In the niche world of political theory that I was trained in, critical theory, there is a way of talking about what is “bad” that goes beyond the usual frameworks of injustice or illegitimacy. Some unhappy outcomes are not exactly “unjust” in the usual sense nor are they “illegitimate”, instead they can be seen as social pathologies. As the theorist Neal Harris puts it, consider a world where people have democratically chosen the government, and are granted equal access to international flights and vacations. That specific arrangement is not exactly obviously illegitimate or unjust (although there may well be injustices and illegitimate states of affairs bound up in the realities of climate change). And yet, on a planet on fire, something is still very wrong. While there may be any number of injustices or illegitimacies associated with climate change, simply describing these doesn't fully account for the harms created by climate change, or our lack of collective agency over climate outcomes - these are systemic properties that aren't inherently connected to the individually unjust or illegitimate features that comprise the system. Even if we cannot point to a single fixed signifier for right or wrong, it seems to me, even if we cannot find grounds to say something is unjust or illegitimate, even if time is slipping around us and we are living in our own created mediasphere, there are still cases where it is obvious that the current state of affairs is not preferable to alternatives, and indeed is pathological in some significant sense: causing a spiral of harm. Climate change is perhaps our most clear-cut example of this (though there are many others): the simulacra that is currently public life simply does not appear to have the capacity to deliver us the urgent solutions we need to save our own future lives from harm. It seems to me that the last shots of Synecdoche New York, where people have either died or possibly left the warehouse, make clear that the attempt to live life through this particular series of Russian-doll-like fictions has proved similarly pathological.

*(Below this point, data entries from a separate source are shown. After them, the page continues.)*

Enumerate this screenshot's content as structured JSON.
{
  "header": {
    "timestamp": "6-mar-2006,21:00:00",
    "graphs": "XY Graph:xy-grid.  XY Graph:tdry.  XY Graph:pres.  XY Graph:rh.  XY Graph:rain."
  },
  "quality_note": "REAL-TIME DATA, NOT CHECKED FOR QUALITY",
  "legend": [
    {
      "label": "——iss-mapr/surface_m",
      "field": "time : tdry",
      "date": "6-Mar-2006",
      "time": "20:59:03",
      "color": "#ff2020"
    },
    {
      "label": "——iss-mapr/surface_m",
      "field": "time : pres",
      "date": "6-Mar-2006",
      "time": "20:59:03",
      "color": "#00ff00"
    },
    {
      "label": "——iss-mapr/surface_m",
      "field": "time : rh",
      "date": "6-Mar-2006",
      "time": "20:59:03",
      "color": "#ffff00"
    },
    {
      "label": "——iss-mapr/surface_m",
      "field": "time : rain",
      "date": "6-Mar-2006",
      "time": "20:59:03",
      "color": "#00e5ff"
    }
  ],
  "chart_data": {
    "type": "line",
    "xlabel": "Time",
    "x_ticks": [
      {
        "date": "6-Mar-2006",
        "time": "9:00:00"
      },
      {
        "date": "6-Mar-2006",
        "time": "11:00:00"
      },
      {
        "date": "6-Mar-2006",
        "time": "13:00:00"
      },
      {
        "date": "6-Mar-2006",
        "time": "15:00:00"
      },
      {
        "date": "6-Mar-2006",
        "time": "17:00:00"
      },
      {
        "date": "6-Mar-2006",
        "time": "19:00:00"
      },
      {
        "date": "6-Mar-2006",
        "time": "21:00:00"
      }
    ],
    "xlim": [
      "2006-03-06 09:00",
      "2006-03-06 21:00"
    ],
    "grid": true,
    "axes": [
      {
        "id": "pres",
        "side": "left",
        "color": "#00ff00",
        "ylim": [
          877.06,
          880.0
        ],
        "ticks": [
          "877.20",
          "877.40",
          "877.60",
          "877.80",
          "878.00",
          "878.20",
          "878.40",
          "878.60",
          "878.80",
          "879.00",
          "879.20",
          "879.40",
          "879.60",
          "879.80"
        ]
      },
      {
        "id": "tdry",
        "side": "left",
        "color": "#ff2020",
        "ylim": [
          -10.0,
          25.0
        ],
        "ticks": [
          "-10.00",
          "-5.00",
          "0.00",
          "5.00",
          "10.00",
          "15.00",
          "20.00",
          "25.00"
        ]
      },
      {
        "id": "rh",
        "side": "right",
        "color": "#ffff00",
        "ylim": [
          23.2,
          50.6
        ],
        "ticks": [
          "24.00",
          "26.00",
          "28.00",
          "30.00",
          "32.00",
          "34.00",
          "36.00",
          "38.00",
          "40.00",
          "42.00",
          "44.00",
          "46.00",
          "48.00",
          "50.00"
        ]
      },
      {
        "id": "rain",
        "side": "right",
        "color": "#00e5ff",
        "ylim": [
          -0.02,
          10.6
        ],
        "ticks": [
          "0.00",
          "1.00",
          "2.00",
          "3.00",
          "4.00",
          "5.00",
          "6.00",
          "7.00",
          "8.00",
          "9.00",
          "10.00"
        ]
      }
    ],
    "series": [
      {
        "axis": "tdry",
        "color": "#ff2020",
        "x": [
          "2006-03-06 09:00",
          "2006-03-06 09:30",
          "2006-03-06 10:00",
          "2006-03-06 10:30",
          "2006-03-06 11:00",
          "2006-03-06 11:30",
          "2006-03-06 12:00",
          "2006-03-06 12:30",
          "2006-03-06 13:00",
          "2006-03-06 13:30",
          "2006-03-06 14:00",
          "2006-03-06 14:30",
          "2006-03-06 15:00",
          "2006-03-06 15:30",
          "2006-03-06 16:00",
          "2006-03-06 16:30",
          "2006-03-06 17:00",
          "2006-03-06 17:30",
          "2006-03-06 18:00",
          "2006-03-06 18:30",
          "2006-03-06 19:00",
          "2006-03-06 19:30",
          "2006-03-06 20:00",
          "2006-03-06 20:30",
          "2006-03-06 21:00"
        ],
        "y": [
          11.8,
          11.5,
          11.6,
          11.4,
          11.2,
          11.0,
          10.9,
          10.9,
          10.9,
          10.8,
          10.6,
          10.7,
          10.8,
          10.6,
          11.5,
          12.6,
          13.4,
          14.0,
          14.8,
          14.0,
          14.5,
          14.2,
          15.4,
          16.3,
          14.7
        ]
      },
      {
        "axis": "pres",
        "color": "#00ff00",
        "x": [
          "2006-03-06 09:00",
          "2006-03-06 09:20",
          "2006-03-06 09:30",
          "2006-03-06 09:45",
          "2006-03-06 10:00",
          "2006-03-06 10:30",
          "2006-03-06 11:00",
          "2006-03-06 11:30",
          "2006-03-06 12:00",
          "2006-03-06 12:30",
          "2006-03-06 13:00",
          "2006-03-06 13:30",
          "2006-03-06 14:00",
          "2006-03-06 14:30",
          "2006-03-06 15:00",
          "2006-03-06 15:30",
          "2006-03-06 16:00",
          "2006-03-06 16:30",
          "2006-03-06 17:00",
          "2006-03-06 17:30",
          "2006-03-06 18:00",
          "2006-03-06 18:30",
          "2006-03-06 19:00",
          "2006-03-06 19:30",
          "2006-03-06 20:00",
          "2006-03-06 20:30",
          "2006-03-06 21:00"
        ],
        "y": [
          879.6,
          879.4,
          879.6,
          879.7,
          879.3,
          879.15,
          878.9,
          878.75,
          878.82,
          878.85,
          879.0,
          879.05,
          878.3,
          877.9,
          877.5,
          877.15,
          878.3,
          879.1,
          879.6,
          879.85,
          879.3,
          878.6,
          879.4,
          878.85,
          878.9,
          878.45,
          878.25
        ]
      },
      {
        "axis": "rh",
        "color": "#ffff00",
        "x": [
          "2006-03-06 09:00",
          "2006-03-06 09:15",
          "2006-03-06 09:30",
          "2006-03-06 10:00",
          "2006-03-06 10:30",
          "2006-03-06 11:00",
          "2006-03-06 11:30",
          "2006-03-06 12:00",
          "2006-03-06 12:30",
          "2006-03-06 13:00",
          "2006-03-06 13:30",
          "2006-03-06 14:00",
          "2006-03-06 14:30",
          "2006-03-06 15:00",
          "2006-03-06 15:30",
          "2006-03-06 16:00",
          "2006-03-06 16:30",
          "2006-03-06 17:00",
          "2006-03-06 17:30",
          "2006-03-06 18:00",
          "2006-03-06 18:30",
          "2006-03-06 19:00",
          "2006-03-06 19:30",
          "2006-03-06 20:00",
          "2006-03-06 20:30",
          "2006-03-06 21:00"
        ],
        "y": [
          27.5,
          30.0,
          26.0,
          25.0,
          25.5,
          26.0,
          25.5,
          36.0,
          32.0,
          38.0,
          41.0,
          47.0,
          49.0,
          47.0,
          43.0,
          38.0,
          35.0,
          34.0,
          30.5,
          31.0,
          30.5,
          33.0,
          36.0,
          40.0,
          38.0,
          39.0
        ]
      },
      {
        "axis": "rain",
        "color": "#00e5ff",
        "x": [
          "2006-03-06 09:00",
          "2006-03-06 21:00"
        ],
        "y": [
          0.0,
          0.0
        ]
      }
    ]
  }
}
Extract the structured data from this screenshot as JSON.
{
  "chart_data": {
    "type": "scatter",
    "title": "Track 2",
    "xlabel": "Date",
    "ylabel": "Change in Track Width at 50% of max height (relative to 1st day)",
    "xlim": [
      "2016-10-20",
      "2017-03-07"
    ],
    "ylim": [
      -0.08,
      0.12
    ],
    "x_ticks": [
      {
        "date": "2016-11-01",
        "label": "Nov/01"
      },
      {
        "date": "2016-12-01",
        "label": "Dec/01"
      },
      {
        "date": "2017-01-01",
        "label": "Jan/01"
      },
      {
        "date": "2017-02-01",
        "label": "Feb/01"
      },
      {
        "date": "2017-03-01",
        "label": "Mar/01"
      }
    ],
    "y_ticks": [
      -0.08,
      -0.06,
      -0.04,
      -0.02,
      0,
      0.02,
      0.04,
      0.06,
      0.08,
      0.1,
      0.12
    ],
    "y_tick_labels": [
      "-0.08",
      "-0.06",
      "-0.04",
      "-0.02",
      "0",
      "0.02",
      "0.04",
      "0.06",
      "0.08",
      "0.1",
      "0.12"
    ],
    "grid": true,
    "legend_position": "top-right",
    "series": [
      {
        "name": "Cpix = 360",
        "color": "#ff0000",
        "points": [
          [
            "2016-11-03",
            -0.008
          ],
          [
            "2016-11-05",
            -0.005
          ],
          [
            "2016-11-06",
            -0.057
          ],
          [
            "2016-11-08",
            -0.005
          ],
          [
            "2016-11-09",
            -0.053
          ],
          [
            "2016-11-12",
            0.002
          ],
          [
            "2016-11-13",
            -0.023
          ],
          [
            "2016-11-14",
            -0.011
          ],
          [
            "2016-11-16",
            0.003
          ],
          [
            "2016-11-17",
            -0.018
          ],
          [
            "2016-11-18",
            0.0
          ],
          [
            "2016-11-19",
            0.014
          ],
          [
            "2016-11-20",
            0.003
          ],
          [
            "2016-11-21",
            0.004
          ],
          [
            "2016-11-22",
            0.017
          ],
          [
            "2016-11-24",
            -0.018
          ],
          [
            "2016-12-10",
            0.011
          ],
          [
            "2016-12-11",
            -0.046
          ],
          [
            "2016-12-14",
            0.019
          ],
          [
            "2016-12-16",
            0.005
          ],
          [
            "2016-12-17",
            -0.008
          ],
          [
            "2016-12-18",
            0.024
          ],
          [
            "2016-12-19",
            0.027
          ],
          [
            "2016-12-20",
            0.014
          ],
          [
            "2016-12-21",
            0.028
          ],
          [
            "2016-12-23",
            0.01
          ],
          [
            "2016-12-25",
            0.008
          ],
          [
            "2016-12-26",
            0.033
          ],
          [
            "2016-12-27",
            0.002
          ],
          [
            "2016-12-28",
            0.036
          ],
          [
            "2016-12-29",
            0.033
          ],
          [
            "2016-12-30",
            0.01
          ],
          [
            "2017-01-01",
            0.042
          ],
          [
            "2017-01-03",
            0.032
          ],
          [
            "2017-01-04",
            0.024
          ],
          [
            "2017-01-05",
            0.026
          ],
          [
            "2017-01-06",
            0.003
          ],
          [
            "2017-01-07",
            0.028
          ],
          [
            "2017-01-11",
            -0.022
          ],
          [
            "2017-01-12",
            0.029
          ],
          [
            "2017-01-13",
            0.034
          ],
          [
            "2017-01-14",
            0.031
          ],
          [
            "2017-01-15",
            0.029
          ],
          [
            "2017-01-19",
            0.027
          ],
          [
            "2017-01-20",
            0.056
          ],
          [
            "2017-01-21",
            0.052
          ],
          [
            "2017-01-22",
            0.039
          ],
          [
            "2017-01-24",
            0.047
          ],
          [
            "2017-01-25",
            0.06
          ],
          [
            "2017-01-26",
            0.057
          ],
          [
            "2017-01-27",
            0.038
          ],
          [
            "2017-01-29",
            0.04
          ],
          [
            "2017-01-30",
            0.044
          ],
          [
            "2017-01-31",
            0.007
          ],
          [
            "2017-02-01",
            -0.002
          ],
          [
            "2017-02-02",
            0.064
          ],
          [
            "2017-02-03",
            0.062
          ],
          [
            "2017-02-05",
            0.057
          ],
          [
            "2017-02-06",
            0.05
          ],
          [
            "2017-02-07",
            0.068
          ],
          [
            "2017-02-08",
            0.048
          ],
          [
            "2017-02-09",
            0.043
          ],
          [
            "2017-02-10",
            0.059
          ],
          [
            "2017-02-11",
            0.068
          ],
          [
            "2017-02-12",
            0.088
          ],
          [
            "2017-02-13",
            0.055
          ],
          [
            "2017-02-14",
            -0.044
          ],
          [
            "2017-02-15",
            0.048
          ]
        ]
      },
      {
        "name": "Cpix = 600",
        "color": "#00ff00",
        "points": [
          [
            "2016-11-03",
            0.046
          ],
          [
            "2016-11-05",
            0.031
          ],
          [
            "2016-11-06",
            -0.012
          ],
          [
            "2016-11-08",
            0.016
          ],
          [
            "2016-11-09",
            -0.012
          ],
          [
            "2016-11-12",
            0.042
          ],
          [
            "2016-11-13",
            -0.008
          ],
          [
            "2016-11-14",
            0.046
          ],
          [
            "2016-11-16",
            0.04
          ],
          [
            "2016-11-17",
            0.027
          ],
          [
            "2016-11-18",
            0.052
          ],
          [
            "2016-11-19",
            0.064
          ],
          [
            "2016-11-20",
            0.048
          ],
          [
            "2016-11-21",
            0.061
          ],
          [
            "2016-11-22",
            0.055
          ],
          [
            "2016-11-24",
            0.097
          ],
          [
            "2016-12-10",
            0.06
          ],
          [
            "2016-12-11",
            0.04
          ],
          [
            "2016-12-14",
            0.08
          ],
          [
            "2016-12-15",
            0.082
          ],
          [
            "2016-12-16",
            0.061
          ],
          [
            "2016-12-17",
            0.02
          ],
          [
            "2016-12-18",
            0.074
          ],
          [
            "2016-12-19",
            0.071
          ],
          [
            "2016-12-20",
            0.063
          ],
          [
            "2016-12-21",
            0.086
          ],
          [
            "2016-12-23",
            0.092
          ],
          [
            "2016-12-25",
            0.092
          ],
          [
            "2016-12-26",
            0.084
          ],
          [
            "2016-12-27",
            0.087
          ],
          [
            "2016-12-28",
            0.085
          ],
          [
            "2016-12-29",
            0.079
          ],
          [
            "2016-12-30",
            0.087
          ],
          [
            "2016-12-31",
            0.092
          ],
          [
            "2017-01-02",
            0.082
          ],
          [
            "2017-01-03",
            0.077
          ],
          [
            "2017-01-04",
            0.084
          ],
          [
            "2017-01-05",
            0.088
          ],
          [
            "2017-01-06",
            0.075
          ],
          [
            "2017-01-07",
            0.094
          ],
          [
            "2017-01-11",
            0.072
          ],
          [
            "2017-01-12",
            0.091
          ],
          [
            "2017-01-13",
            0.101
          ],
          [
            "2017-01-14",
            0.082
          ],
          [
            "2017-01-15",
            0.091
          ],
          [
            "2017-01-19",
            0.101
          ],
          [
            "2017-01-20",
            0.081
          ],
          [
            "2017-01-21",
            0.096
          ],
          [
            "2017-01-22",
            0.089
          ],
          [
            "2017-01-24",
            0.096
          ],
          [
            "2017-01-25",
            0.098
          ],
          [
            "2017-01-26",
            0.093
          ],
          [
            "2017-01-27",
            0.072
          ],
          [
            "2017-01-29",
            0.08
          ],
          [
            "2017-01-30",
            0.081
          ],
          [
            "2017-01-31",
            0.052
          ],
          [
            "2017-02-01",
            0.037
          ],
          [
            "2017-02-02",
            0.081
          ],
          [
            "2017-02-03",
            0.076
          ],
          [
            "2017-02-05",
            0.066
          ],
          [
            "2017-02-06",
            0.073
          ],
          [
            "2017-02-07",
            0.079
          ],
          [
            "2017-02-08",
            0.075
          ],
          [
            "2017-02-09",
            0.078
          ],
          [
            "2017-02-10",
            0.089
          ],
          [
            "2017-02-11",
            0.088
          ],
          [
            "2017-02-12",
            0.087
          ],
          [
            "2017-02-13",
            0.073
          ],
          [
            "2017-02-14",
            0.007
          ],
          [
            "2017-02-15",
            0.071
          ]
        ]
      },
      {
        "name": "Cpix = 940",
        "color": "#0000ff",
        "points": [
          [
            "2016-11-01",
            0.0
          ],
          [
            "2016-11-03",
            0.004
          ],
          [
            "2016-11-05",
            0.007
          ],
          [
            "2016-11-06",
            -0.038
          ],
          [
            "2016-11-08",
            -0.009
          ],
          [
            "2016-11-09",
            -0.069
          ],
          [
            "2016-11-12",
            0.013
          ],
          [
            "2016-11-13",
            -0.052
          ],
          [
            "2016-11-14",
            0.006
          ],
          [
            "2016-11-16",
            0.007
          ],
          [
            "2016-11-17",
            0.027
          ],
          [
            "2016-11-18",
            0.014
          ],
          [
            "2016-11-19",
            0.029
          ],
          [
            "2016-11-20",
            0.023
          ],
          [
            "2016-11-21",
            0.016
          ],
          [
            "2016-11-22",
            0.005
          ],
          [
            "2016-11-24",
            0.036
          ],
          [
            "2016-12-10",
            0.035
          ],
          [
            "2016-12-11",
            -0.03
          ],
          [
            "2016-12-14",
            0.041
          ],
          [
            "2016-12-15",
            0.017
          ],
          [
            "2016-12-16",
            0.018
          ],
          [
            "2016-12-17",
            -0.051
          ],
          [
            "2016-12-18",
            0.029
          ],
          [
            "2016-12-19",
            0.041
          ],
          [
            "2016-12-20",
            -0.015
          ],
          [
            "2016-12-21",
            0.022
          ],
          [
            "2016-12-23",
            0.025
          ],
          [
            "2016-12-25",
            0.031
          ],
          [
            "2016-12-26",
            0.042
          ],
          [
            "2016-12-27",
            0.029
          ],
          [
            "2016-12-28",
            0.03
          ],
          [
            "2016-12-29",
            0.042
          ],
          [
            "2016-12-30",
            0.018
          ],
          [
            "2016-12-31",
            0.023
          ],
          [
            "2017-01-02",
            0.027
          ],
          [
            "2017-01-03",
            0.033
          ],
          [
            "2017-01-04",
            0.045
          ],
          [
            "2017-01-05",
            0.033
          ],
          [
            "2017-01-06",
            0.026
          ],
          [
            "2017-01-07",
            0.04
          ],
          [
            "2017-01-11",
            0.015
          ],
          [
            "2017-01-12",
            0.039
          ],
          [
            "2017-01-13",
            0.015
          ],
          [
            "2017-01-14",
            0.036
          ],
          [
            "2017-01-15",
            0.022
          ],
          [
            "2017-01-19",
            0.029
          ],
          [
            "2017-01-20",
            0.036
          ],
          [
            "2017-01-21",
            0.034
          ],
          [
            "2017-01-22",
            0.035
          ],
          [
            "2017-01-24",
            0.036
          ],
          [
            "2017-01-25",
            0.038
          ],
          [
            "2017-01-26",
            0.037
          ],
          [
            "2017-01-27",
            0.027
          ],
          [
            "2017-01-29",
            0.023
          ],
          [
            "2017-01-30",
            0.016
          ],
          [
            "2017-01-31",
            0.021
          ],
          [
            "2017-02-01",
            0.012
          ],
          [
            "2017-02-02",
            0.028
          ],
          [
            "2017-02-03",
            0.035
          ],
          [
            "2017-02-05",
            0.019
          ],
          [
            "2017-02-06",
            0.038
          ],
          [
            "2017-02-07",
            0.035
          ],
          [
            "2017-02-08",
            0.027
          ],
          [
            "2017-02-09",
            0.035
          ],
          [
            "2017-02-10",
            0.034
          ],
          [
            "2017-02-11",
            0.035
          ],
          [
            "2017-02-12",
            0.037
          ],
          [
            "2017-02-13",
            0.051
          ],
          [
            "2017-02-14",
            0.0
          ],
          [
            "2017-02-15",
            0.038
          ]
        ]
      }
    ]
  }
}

We are going to have to try to notice these social-pathological elements of our fiction-reality Mobius strip and rework them; we are going to have to pick our way through the rubble even as we face death (as Caden does in the last moments of the film). We need to take note of what seems likely to doom us, and try new fictions that might generate better realities, whether these are utopian visions, science fiction stories or social media spectacles. We have to try, even if we do not know for certain that - to use Caden’s phrase - something honest will emerge.